お姉ちゃんが小学校中学年になったころ、『性の絵本』(大月書店)を買ってお姉ちゃんに説明している横で息子も一緒に聞いていました。5冊組の絵本で、自分で気になる本を読んでいるようでした。そこで、彼が小学生になってから、そろそろ自分の体の変化のことについて先に知っておいてもよいかなと思い、『ちんちんがやってきた』(学苑社)という本を買ってリビングにぽいっと置いておきました。この本は男の子を持ったお母さん向けの本ですが、漫画の挿絵もあったためこれまた勝手に自主勉強してくれました。彼は時々、自分で仕入れた知識を夜一緒に寝るときなどに、「朝、起きた時に大きくなってる時があるんだよ、これって勃起っていうんでしょ0!」と自慢げに披露してくれ、エサまき方式の性教育もありだな0と思いました。

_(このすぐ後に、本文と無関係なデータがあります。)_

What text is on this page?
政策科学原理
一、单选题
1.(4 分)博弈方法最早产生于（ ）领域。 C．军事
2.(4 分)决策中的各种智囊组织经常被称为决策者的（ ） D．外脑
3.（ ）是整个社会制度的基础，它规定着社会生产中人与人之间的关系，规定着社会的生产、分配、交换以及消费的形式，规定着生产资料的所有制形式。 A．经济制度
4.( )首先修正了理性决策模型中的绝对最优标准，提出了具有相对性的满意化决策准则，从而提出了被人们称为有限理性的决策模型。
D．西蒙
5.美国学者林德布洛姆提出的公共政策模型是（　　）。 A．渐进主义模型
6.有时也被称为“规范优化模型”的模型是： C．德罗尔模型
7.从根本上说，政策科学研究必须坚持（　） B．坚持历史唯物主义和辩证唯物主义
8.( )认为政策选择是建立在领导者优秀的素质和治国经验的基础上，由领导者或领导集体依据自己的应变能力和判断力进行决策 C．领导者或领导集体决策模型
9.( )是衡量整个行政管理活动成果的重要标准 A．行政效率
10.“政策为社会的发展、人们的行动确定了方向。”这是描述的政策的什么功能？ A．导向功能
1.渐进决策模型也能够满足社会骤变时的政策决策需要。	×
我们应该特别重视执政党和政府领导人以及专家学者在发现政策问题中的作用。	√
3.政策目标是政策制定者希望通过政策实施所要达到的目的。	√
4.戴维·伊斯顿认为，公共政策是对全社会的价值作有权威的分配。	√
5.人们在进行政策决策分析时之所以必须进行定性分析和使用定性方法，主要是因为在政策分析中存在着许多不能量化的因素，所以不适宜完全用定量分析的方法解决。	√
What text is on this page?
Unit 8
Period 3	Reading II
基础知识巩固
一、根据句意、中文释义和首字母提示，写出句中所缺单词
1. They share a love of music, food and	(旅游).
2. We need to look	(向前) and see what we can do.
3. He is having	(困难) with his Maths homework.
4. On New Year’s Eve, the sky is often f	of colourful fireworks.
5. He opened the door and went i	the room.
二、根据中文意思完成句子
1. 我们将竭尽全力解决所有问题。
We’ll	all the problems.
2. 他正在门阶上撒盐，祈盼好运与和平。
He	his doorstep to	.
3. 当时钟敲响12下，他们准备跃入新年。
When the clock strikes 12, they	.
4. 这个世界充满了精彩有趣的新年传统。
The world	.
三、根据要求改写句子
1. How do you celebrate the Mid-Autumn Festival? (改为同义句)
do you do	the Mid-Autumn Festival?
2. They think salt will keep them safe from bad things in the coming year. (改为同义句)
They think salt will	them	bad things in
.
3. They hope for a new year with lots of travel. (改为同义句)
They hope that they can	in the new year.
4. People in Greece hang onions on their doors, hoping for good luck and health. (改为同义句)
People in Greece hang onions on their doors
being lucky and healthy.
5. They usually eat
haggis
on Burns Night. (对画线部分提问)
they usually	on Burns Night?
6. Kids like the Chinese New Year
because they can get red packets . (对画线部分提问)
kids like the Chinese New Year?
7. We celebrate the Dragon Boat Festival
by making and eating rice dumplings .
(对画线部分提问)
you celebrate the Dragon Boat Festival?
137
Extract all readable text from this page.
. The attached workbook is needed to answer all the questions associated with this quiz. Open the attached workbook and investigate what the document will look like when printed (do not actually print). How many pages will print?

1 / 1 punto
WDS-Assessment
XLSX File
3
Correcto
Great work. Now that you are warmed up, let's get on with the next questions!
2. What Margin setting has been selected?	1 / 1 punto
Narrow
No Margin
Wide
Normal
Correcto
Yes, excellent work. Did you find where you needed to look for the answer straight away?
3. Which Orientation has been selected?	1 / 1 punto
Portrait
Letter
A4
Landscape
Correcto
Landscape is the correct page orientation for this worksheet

私が夫のいびきから避難して子ども部屋で寝ることが多かったので、仕事や当直で不在にしている時間が長い割にゆっくり息子と話しする時間が多かったのかもしれません。何気なく発する性に関連する言葉を、アンテナをはって待ち構えていると、時々「その言葉、待ってました」というのが引っかかります。
「将来は胸の大きな女の子を彼女にする」(彼の名誉のため言っておくと、まだおっぱい好きの幼少期の話)…母「胸だけじゃなくて、心の優しい人を見つけてね」
「ここ(ペニス)をこすると気持ちいいんだよ」…母「気持ちいいことだけど、汚い手で触ったり、人前でしたり、人にしてもらうことじゃないんだよ。将来、女の人を自分が気持ちよくなるためだけに利用しようと思わないでね」
など、我が家の息子は少しユニークな発達特性をもっているので、一般的な母と息子の会話とは多少違うかもしれませんが、こんな感じで我が家の男の子の性教育(というか母と息子のじゃれあい)を行ってきました。これから、思春期に入ってもこんな感じでやっていけるのか、それともまた別の方式になるのかわかりませんが、コミニュケーションをなんとかとりつつ親が伝えたいことを発信していきたいなあと思っています。